Imagine uma quinta isolada nos Estados Unidos, no início do século XX. Uma mulher voluptuosa e solitária colocava anúncios em jornais à procura de companheiros aos quais prometia amor, carinho e encanto em abundância. Homens de todo o país respondiam ao seu chamamento amoroso. Contudo, ao chegarem, percebiam que o que ela lhes oferecia ia além da imaginação, e eles eram incapazes de resistir.
Sim, os homens continuavam a vir, desde jovens a idosos. Chegavam a vender os seus bens mais preciosos, como terras e gado, para obter dinheiro e a dar-lho, um após outro, atraídos pelo seu magnífico encanto. Então, o que é que ela fazia com eles? Porque é que os homens a procuravam como se não lhe resistissem? E, acima de tudo, porque estavam dispostos a perder tudo por ela?
Para realmente compreender, precisamos de analisar como tudo começou. Essa mulher chamava-se Bell Ganes.

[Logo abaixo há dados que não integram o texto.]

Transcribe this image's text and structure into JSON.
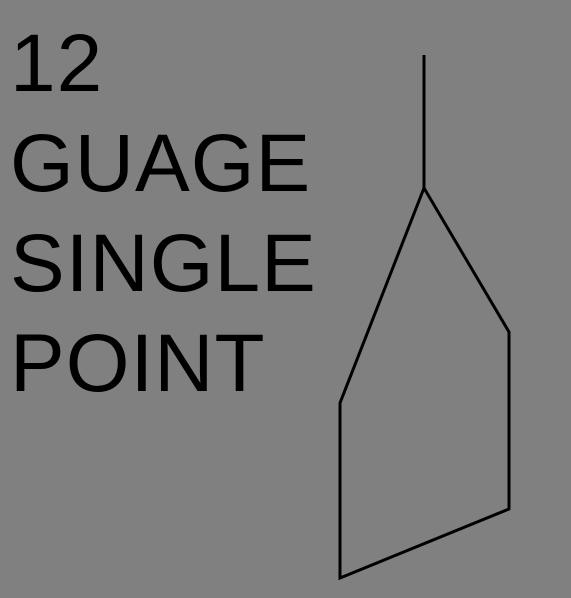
{
  "label": {
    "line_1": "12",
    "line_2": "GUAGE",
    "line_3": "SINGLE",
    "line_4": "POINT"
  },
  "colors": {
    "background": "#808080",
    "foreground": "#000000"
  },
  "icons": {
    "diagram": "single-point-needle-icon"
  }
}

Nasceu a 11 de novembro de 1859, no município de Selbu, no condado de Sondre Trondiem, Noruega. O seu nome de batismo era Brinhild Pauldter Sturset. Era a mais nova de oito filhos de Paul Pedersen Sterset e Berit Oldsdatter.
A família vivia numa pequena quinta chamada Storset Yerdet, um lugar muito pobre. O seu pai trabalhava como pedreiro e a família enfrentava dificuldades financeiras. Em 1874, com 14 anos, Bell foi crismado na Igreja da Noruega. A partir dessa idade, começou a trabalhar nas quintas vizinhas para ganhar dinheiro. Ela realizava tarefas como cuidar de vacas e pastorear o gado.
De facto, tornou-se uma excelente ordenhadora. Ela tinha um único objetivo: poupar dinheiro para procurar uma vida melhor na cidade de Nova Iorque. Ela trabalhou nesses empregos durante vários anos, demonstrando uma força física notável para a sua idade. Em 1881, com 21 anos, Bell decidiu emigrar para os Estados Unidos em busca de melhores oportunidades.
Chegou ao país e foi submetida aos procedimentos e inspeções de imigração obrigatórios para recém-chegados no Centro de Processamento de Castle Garden, em Nova Iorque, onde foram registados detalhes como o nome, a idade e a origem, e realizados exames médicos básicos. Depois disso, viajou para Chicago para se juntar à sua irmã mais velha, Nelly Larson, que tinha emigrado anteriormente com o marido.
Em Chicago, Bell viveu com a irmã e o cunhado durante algum tempo. Trabalhou como empregada doméstica em casas da região. Mais tarde, conseguiu um emprego num talho. Abel era descrita como uma mulher alta, com pelo menos 1,83 m de altura e pesando entre 95 e 113 kg. Era forte e capaz de realizar trabalhos pesados.
Durante estes anos em Chicago, ela poupou dinheiro e adaptou-se à vida nos Estados Unidos. Em 1884, Bell casou com Match Ditlev Anton Sorensen, um norueguês com quem partilhava o sonho de prosperar em Chicago. Abriram uma modesta loja de doces, mas a sorte não estava do seu lado. Um incêndio, cuja causa ninguém conseguiu explicar, consumiu o negócio.
Pouco depois, as chamas também engoliram a sua casa. Mesmo assim, Bell manteve-se firme. Parecia possuir uma capacidade extraordinária de seguir em frente, mesmo quando a tragédia a atingia de novo. Durante o seu casamento, perderam dois dos seus filhos pequenos por causas naturais, ou assim diziam. E os vizinhos, embora solidários, não podiam deixar de comentar que o azar parecia assombrar aquela casa mais do que o habitual.
A 30 de julho de 1900, a morte voltou a bater à porta. Mats, que tinha chegado do trabalho com uma dor de cabeça insuportável, foi encontrado morto horas depois. Os médicos falaram num acidente vascular cerebral, e ninguém viu razão para duvidar. Bell, mais uma vez, fez o que sempre fazia: permanecer em silêncio, olhar em frente e seguir em frente.
Ela decidiu então se mudar. Em 1901, comprou uma quinta de porcos em Porte, Indiana, uma zona rural. A propriedade era grande, com uma casa e um terreno para animais. Bell estabeleceu-se lá com os seus restantes filhos, Mytel, Lucy e Philip. Adotou também uma menina chamada Jenny Olsen algures no início do século XX, a quem mais tarde devolveu a um orfanato.